Traffic is impacting more than just commuters, it is causing issues for tourists too. Cayman Islands Tourism Association president Theresa Leacock-Broderick talked to the Compass about the problem and some potential solutions.
To what extent do you think traffic congestion is impacting quality of experience for tourists?
The traffic congestion is impacting our visitors to the point where they will comment about it, particularly when the transfer from the airport to Seven Mile Beach takes over an hour. Such an experience upon arrival is not a positive impact in any way.
What do you think can be done to alleviate the problem?
I’m no expert but it appears that a multi-strategy approach must be taken and executed swiftly.
Is this an issue that has come up among CITA membership?
Yes, certainly, it is a topic of discussion among our members. Anyone in the tourism services, including our members, knows that anything that impacts quality of life for residents will ultimately impact the quality of experience for our visitors.
It’s our residents that deliver the service to our visitors. Traffic congestion and time wasted in traffic simply adds to daily stress levels of our personnel.

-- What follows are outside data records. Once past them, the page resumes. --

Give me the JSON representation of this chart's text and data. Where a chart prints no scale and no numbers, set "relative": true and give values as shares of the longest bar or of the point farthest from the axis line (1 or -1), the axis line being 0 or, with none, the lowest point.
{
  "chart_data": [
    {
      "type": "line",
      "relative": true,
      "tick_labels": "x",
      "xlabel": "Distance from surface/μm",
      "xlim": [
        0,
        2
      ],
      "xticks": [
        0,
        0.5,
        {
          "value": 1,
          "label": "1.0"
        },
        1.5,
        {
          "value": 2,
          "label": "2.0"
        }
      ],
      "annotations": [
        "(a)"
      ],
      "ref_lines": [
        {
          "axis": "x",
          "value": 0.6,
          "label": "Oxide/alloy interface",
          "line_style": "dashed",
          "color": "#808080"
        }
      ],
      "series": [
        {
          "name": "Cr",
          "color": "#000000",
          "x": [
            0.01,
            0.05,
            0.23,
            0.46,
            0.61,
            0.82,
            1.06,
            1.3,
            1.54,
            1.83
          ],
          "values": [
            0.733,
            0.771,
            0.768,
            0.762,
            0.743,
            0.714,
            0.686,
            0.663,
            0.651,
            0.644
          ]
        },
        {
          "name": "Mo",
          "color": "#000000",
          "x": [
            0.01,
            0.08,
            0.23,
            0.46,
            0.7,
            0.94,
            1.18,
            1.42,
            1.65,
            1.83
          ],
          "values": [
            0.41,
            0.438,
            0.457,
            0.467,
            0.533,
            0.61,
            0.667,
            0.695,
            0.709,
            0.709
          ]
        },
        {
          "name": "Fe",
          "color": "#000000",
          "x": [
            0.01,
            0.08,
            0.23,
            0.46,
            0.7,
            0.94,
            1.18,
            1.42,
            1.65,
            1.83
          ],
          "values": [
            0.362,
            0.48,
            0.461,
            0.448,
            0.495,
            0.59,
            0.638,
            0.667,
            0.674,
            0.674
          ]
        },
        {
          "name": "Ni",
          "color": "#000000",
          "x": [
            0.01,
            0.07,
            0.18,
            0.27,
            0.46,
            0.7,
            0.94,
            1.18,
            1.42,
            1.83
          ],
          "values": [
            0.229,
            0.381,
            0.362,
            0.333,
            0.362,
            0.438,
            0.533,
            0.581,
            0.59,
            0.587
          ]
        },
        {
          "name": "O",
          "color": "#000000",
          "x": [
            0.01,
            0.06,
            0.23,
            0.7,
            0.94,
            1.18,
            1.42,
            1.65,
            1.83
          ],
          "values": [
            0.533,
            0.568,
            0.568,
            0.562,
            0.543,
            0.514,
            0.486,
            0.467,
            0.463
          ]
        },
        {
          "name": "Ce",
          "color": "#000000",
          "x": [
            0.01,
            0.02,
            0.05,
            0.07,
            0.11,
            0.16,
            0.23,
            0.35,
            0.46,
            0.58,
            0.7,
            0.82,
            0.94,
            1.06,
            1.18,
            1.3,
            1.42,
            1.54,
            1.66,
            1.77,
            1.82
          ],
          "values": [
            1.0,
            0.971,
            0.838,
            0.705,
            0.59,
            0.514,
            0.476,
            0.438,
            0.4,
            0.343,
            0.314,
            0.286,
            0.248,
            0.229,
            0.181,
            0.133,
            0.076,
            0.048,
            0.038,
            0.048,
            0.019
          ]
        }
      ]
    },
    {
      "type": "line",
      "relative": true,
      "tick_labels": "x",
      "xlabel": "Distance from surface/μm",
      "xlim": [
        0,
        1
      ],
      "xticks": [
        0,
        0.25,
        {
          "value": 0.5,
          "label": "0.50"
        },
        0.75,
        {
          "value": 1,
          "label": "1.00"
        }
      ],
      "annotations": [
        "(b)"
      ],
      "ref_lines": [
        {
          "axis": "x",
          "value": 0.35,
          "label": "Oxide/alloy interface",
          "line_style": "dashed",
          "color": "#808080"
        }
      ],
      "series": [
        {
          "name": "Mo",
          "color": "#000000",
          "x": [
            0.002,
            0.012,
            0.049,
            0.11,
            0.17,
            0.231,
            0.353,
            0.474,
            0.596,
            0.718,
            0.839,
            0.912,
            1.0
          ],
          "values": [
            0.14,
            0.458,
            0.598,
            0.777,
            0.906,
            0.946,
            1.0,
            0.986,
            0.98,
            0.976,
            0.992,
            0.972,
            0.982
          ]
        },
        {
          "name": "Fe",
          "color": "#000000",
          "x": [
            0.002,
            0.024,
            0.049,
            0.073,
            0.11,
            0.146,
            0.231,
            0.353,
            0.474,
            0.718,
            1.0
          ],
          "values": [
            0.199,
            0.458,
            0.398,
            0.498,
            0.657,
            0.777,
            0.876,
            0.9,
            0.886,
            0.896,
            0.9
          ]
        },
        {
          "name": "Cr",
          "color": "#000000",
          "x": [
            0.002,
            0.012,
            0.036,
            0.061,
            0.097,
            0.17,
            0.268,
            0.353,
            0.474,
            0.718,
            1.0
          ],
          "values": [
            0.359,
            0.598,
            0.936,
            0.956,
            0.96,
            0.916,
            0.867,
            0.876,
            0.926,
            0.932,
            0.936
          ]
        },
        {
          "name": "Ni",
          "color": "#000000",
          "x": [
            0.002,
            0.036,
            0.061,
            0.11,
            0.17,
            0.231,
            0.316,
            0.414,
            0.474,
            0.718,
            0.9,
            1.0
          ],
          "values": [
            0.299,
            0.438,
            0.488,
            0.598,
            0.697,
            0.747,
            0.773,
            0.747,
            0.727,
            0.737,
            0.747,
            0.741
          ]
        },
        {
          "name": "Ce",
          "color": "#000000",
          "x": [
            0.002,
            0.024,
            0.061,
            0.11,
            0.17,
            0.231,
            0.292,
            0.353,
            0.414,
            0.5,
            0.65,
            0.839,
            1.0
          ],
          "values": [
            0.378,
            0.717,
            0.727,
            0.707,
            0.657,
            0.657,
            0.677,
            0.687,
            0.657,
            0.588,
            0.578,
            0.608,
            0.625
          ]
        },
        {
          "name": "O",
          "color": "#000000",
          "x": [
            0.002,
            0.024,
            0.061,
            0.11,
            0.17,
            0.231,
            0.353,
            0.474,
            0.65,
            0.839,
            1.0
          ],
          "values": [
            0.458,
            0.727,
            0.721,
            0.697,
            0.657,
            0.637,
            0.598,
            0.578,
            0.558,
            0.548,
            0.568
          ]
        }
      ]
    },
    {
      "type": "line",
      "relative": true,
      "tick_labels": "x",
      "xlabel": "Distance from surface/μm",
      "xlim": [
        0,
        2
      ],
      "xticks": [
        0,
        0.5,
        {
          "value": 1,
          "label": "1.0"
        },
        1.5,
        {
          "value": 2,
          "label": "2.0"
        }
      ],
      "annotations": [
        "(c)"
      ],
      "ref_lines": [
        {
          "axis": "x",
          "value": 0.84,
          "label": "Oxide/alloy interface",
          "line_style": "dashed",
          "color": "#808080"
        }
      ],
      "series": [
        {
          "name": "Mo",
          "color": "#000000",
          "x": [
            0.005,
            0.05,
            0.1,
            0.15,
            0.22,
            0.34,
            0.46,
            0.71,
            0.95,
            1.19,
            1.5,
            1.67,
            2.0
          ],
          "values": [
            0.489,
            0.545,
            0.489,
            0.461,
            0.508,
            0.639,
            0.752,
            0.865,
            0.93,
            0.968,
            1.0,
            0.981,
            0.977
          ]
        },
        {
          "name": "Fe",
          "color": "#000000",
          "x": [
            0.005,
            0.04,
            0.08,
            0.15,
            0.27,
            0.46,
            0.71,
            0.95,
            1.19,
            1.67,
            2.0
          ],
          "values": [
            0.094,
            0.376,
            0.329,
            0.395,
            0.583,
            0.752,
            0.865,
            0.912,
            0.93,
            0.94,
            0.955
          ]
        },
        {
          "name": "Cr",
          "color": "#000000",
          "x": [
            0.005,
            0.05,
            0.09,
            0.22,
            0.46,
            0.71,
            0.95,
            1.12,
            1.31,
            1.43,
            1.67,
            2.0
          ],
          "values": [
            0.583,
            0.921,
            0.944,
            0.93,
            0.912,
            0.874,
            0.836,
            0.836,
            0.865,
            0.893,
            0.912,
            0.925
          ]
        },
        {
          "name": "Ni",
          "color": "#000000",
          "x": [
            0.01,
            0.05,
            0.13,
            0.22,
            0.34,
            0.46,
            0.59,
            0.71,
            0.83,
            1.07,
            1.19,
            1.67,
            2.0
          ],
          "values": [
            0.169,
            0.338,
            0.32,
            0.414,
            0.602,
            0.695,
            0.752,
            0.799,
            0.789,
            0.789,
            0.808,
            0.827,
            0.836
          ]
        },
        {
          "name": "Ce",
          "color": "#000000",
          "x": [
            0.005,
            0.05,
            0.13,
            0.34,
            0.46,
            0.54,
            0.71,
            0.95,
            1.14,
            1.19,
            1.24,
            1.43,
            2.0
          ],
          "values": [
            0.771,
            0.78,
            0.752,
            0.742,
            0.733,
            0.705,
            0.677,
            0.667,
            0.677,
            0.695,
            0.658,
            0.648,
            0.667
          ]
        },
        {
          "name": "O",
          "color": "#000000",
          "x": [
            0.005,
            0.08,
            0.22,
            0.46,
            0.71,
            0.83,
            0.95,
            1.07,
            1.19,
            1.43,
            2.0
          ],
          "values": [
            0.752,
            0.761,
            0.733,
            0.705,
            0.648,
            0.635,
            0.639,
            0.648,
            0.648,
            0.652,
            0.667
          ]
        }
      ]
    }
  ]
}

The cost of living, including housing and transportation, is an issue for every industry workforce.
Traffic congestion along with lack of reliable, affordable and convenient public transportation, particularly from the outer districts away from the primary tourism zones, makes it very difficult and at times stressful for our workforce to commute between home and the workplace.
If traffic congestion is throughout the day and not only morning and evening commuting hours, that also means that visitors will choose to not explore Cayman as much and that will reduce visitation at attractions and outer district business establishments.
A large part of what our visitors enjoy is the freedom to move around to explore and discover Cayman on their own.
Is public transport a viable option for tourists in your opinion?
That depends on many factors; public transportation should never be the only option for visitors.
But if it is safe, comfortable, reliable and efficient, it will be used by visitors and residents alike. Many of our visitors staying along the Seven Mile Beach corridor use our buses, particularly the West Bay to George Town route.
They opt to use buses for the convenience when not going very far and also for the opportunity it gives them to interact with residents, which is the kind of experience many tourists seek.
However, many visitors would like to venture further east independently and often don’t because public transportation east is too inconvenient to use, the cost of a taxi is not a value proposition and they don’t wish to be part of a group tour or to drive a rental car.
A lot of new population growth is coming from workers for the hotel/tourism sector. Is there anything being done to prevent all these new workers from needing vehicles, adding to the congestion problem?
The reality is everyone needs to be able to get to and from their workplace and the most affordable homes are far beyond a walkable distance from our workplaces.
The nature of tourism services also calls for shift work, which can make it difficult for people to share rides.
The only prevention to more vehicles on the road, without adding stress to people’s lives, is to provide an alternate to personal vehicles, which calls for a user-friendly mass transportation system and cycle-safe roads.